Raised in Brazil, world-renowned pianist Yara Bernette began studying piano with her uncle, a major Brazilian classical musician of his day. She toured across the world and became the head of the piano program at the Hamburg Music and Performing Arts School.

Beatrice Berler

Beatrice Berler was an award-winning translator of Spanish-language novels and history and a renowned community activist. She worked in women’s fashion for over twenty years before returning to school at the age of forty-five, eventually becoming nationally recognized as a literacy activist.

Libbie Suchoff Berkson

Libbie Suchoff Berkson was beloved by generations of campers as Aunt Libbie, director of Camp Modin for girls.
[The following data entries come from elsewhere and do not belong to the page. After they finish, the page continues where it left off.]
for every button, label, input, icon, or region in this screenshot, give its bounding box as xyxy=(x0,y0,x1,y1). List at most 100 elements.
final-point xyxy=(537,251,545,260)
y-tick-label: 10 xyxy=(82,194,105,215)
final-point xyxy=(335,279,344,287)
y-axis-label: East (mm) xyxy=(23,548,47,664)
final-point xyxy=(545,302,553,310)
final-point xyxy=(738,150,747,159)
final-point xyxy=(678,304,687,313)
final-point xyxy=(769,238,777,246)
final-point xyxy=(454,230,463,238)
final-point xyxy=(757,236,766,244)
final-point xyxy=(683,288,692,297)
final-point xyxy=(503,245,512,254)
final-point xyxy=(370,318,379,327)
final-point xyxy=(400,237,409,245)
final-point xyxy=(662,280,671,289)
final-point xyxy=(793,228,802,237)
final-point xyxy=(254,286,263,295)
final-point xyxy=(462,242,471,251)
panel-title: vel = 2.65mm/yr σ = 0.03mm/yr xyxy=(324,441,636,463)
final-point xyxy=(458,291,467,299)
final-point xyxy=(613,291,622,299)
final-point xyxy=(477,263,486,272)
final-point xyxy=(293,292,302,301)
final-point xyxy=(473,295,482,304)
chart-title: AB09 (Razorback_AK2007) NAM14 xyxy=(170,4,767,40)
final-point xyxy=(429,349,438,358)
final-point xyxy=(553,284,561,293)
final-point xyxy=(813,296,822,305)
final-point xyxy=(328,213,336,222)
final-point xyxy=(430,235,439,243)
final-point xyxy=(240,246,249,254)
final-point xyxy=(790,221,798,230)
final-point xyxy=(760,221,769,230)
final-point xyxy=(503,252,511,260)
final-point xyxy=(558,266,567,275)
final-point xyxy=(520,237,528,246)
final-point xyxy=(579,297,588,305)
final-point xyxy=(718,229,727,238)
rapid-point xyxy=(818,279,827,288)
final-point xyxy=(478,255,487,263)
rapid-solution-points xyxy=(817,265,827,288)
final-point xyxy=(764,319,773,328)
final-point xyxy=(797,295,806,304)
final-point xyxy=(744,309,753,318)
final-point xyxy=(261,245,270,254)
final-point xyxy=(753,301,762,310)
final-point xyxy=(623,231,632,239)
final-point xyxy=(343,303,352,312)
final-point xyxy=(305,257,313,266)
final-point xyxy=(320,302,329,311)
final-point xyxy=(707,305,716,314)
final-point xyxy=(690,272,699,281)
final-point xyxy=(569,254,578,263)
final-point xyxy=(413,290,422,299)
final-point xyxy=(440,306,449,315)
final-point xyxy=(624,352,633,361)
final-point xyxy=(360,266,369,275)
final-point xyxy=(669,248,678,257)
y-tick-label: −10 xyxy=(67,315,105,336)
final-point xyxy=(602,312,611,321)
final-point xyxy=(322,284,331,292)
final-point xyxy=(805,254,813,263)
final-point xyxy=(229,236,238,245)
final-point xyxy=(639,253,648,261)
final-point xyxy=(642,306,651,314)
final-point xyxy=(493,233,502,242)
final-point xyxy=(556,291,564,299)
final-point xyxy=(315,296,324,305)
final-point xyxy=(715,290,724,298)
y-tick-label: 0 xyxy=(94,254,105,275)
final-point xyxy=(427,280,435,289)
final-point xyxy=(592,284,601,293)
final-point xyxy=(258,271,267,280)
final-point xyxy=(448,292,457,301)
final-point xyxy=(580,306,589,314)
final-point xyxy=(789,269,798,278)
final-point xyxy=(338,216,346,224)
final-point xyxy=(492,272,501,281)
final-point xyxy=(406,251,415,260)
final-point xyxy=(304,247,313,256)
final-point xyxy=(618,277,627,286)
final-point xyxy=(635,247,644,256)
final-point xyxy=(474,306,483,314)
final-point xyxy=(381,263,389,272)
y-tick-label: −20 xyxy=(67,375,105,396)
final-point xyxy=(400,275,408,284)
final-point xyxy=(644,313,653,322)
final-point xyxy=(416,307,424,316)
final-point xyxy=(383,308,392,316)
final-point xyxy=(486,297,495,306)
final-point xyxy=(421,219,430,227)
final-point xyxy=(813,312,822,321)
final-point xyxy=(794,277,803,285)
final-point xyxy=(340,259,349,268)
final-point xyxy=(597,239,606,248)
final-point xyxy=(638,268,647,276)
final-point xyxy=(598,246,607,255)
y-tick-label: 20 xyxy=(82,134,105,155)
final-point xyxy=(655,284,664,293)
She helped to establish the Jewish summer camp and ran it for decades, even while living in Israel and working on several other projects, such as a kindergarten and a teahouse.

Rayna Batya Berlin

Rayna Batya Berlin was a Lithuanian woman committed to religious study who argued that women should be able to study the Torah and the Talmud. The only source of her life was written by her nephew, who describes her frustration with her subjugated status in her community and how she generally suffered in silence.

Cora Berliner

Cora Berliner was an economist and social scientist who held leadership positions in several major Jewish organizations in Germany between 1910 and 1942. These organizations included the Association of Jewish Youth Organizations in Germany, the Reich Representation of German Jews, and the League of Jewish Women.

Senda Berenson

Known as the “Mother of Women’s Basketball,” Senda Berenson pioneered women’s basketball as the director of the physical education department at Smith College in Northampton, Massachusetts. Many of the rules she developed for women’s basketball became the standard ones used for seventy years.